California estate planning often includes creating a living trust. You might choose a living trust so your family can avoid probate court when you die. The probate court leaves the distribution of your assets in the hands of the state. But a living trust puts you in control.
How does a living trust work?
A living trust is a document legally recognized by the state of California. It provides instructions on asset distribution to your beneficiaries upon your death. A trustee of your choosing manages the assets for you and your beneficiaries.

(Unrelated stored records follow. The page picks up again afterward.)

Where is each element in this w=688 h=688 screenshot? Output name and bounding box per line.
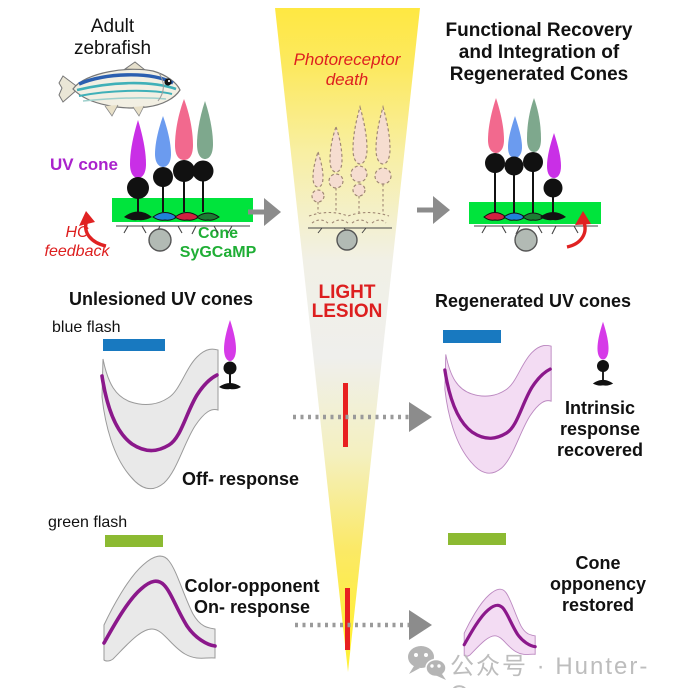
unlesioned-off-response-trace	[100, 348, 219, 490]
wechat-icon	[408, 646, 447, 680]
uv-cone-label: UV cone	[50, 155, 119, 174]
blue-cone-icon	[503, 116, 526, 221]
intrinsic-response-recovered-label: Intrinsic response recovered	[556, 398, 644, 460]
hc-feedback-label: HC feedback	[44, 224, 110, 260]
blue-flash-bar-left	[103, 339, 165, 351]
blue-cone-icon	[152, 116, 178, 221]
light-lesion-label: LIGHT LESION	[311, 282, 383, 322]
green-cone-icon	[522, 98, 545, 221]
arrow-right-icon	[417, 196, 450, 224]
unlesioned-on-response-trace	[102, 555, 217, 662]
cone-sygcamp-label: Cone SyGCaMP	[179, 225, 257, 261]
regenerated-retina-diagram	[469, 98, 601, 252]
off-response-label: Off- response	[182, 469, 300, 489]
color-opponent-on-response-label: Color-opponent On- response	[184, 576, 320, 617]
green-flash-label: green flash	[48, 514, 128, 531]
blue-flash-bar-right	[443, 330, 501, 343]
green-flash-bar-right	[448, 533, 506, 545]
uv-cone-pictogram	[219, 320, 241, 390]
dotted-arrow-right-icon	[295, 610, 432, 640]
hc-feedback-arrow	[79, 211, 107, 248]
horizontal-cell-processes-left	[116, 225, 250, 235]
unlesioned-retina-diagram	[79, 99, 253, 252]
regenerated-off-response-trace	[443, 344, 552, 474]
zebrafish-illustration	[58, 61, 181, 117]
watermark-text: 公众号 · Hunter-Organs	[450, 653, 650, 688]
green-cone-icon	[192, 101, 220, 221]
lesion-marker-bar-lower	[345, 588, 350, 650]
unlesioned-uv-cones-title: Unlesioned UV cones	[68, 289, 254, 309]
dying-photoreceptors	[308, 104, 392, 251]
horizontal-cell-body-right	[514, 228, 538, 252]
horizontal-cell-body-left	[148, 228, 172, 252]
blue-flash-label: blue flash	[52, 319, 121, 336]
photoreceptor-death-label: Photoreceptor death	[293, 50, 401, 89]
functional-recovery-title: Functional Recovery and Integration of R…	[445, 20, 633, 86]
integration-arrow	[566, 211, 591, 249]
cone-opponency-restored-label: Cone opponency restored	[549, 553, 646, 615]
dotted-arrow-right-icon	[293, 402, 432, 432]
arrow-right-icon	[248, 198, 281, 226]
regenerated-on-response-trace	[462, 588, 537, 657]
uv-cone-icon	[540, 133, 566, 221]
red-cone-icon	[483, 98, 507, 221]
regenerated-uv-cones-title: Regenerated UV cones	[434, 291, 632, 311]
green-flash-bar-left	[105, 535, 163, 547]
red-cone-icon	[173, 99, 200, 221]
uv-cone-icon	[124, 120, 152, 221]
uv-cone-pictogram	[592, 321, 614, 386]
horizontal-cell-processes-right	[474, 225, 598, 235]
adult-zebrafish-title: Adult zebrafish	[73, 16, 152, 60]
horizontal-cell-body-center	[336, 229, 358, 251]
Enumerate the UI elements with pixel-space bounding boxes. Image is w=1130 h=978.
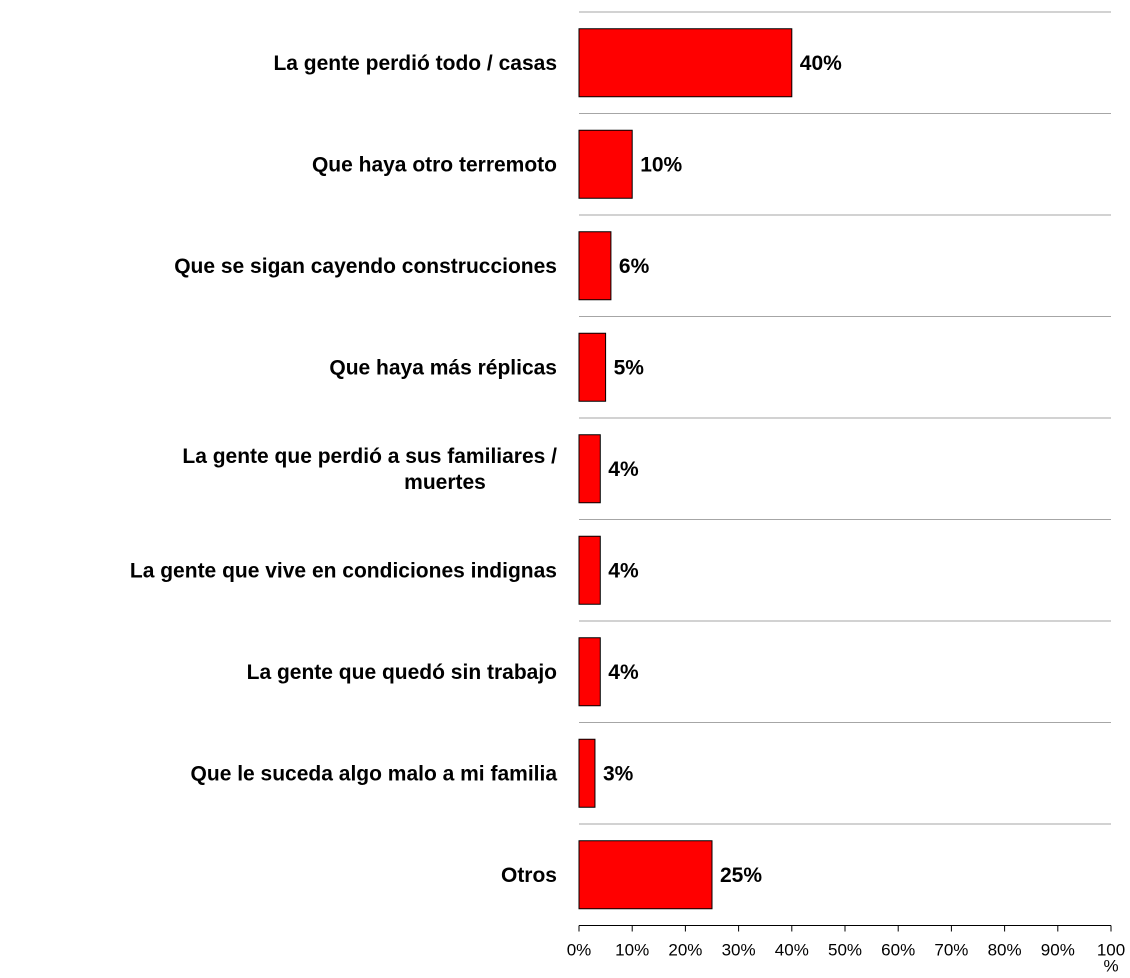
- x-tick-label-part: 50%: [828, 941, 862, 960]
- x-tick-label: 10%: [615, 941, 649, 960]
- category-label: Que se sigan cayendo construcciones: [174, 255, 557, 278]
- value-label: 4%: [608, 661, 639, 684]
- value-label: 10%: [640, 153, 682, 176]
- x-tick-label: 20%: [668, 941, 702, 960]
- category-label-line: Que le suceda algo malo a mi familia: [191, 762, 558, 785]
- x-tick-label: 50%: [828, 941, 862, 960]
- category-label-line: Que haya otro terremoto: [312, 153, 557, 176]
- category-label-line: Otros: [501, 864, 557, 887]
- x-tick-label-part: %: [1103, 957, 1118, 976]
- x-tick-label: 70%: [934, 941, 968, 960]
- value-axis: [578, 925, 1112, 932]
- bar: [578, 637, 601, 707]
- category-label-line: muertes: [404, 471, 486, 494]
- value-label: 3%: [603, 762, 634, 785]
- category-label: La gente que perdió a sus familiares / mu…: [182, 445, 557, 494]
- bar: [578, 434, 601, 504]
- x-tick-label-part: 20%: [668, 941, 702, 960]
- x-tick-label: 100%: [1097, 941, 1125, 976]
- category-label-line: La gente que quedó sin trabajo: [247, 661, 557, 684]
- x-tick-label-part: 70%: [934, 941, 968, 960]
- x-tick-label-part: 10%: [615, 941, 649, 960]
- x-tick-label-part: 60%: [881, 941, 915, 960]
- category-labels: La gente perdió todo / casas Que haya otr…: [130, 52, 557, 887]
- category-label: Que haya otro terremoto: [312, 153, 557, 176]
- category-label: La gente perdió todo / casas: [273, 52, 557, 75]
- bar: [578, 231, 612, 301]
- x-tick-label-part: 40%: [775, 941, 809, 960]
- category-label: Otros: [501, 864, 557, 887]
- x-tick-label-part: 0%: [567, 941, 592, 960]
- bar: [578, 28, 793, 98]
- category-label-line: La gente que vive en condiciones indigna…: [130, 559, 557, 582]
- bar: [578, 129, 633, 199]
- x-tick-label: 60%: [881, 941, 915, 960]
- value-labels: 40% 10% 6% 5% 4% 4% 4% 3% 25%: [603, 52, 842, 887]
- x-tick-label-part: 90%: [1041, 941, 1075, 960]
- bar: [578, 840, 713, 910]
- category-label-line: La gente perdió todo / casas: [273, 52, 557, 75]
- value-label: 6%: [619, 255, 650, 278]
- tick-labels: 0% 10% 20% 30% 40% 50% 60% 70% 80% 90% 100%: [567, 941, 1125, 976]
- value-label: 40%: [800, 52, 842, 75]
- x-tick-label: 90%: [1041, 941, 1075, 960]
- value-label: 4%: [608, 559, 639, 582]
- bars: [578, 28, 793, 910]
- category-label: Que le suceda algo malo a mi familia: [191, 762, 558, 785]
- category-label-line: Que se sigan cayendo construcciones: [174, 255, 557, 278]
- x-tick-label-part: 30%: [722, 941, 756, 960]
- bar: [578, 535, 601, 605]
- value-label: 4%: [608, 458, 639, 481]
- x-tick-label-part: 80%: [988, 941, 1022, 960]
- value-label: 5%: [614, 356, 645, 379]
- bar: [578, 738, 596, 808]
- bar: [578, 332, 607, 402]
- category-label-line: La gente que perdió a sus familiares /: [182, 445, 557, 468]
- category-label: Que haya más réplicas: [329, 356, 557, 379]
- x-tick-label: 80%: [988, 941, 1022, 960]
- category-label: La gente que quedó sin trabajo: [247, 661, 557, 684]
- value-label: 25%: [720, 864, 762, 887]
- x-tick-label: 0%: [567, 941, 592, 960]
- x-tick-label: 40%: [775, 941, 809, 960]
- category-label-line: Que haya más réplicas: [329, 356, 557, 379]
- category-label: La gente que vive en condiciones indigna…: [130, 559, 557, 582]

You choose between an irrevocable and a revocable living trust. The difference is that an irrevocable living trust is permanent and doesn’t allow changes. On the other hand, you can modify a revocable trust based on changes to your estate planning needs. There are several steps to creating any type of living trust.
You decide which assets to include in your trust. You might have commercial real estate, bank accounts, artwork or other valuables to include.
Choose a trustee
A trustee is a person or organization that manages and distributes your assets based on the instructions in the trust. Carefully weigh the choices before choosing a trustee.
Create the trust
A trust is a legally binding document that names your beneficiaries and includes instructions for asset distribution. To avoid mistakes that might invalidate the trust, you might speak with an estate planning professional beforehand.
You have to fund the trust, which means transferring assets into the trust. For example, a piece of real estate will need a new deed that transfers the property title into the trust’s name.
Finalize the trust
The living trust becomes valid once you sign in front of a notary public. The trust isn’t valid unless it’s notarized.
The steps above might differ, depending on the complexity of your circumstances. You might consider getting professional advice to help make sure you create a valid California trust.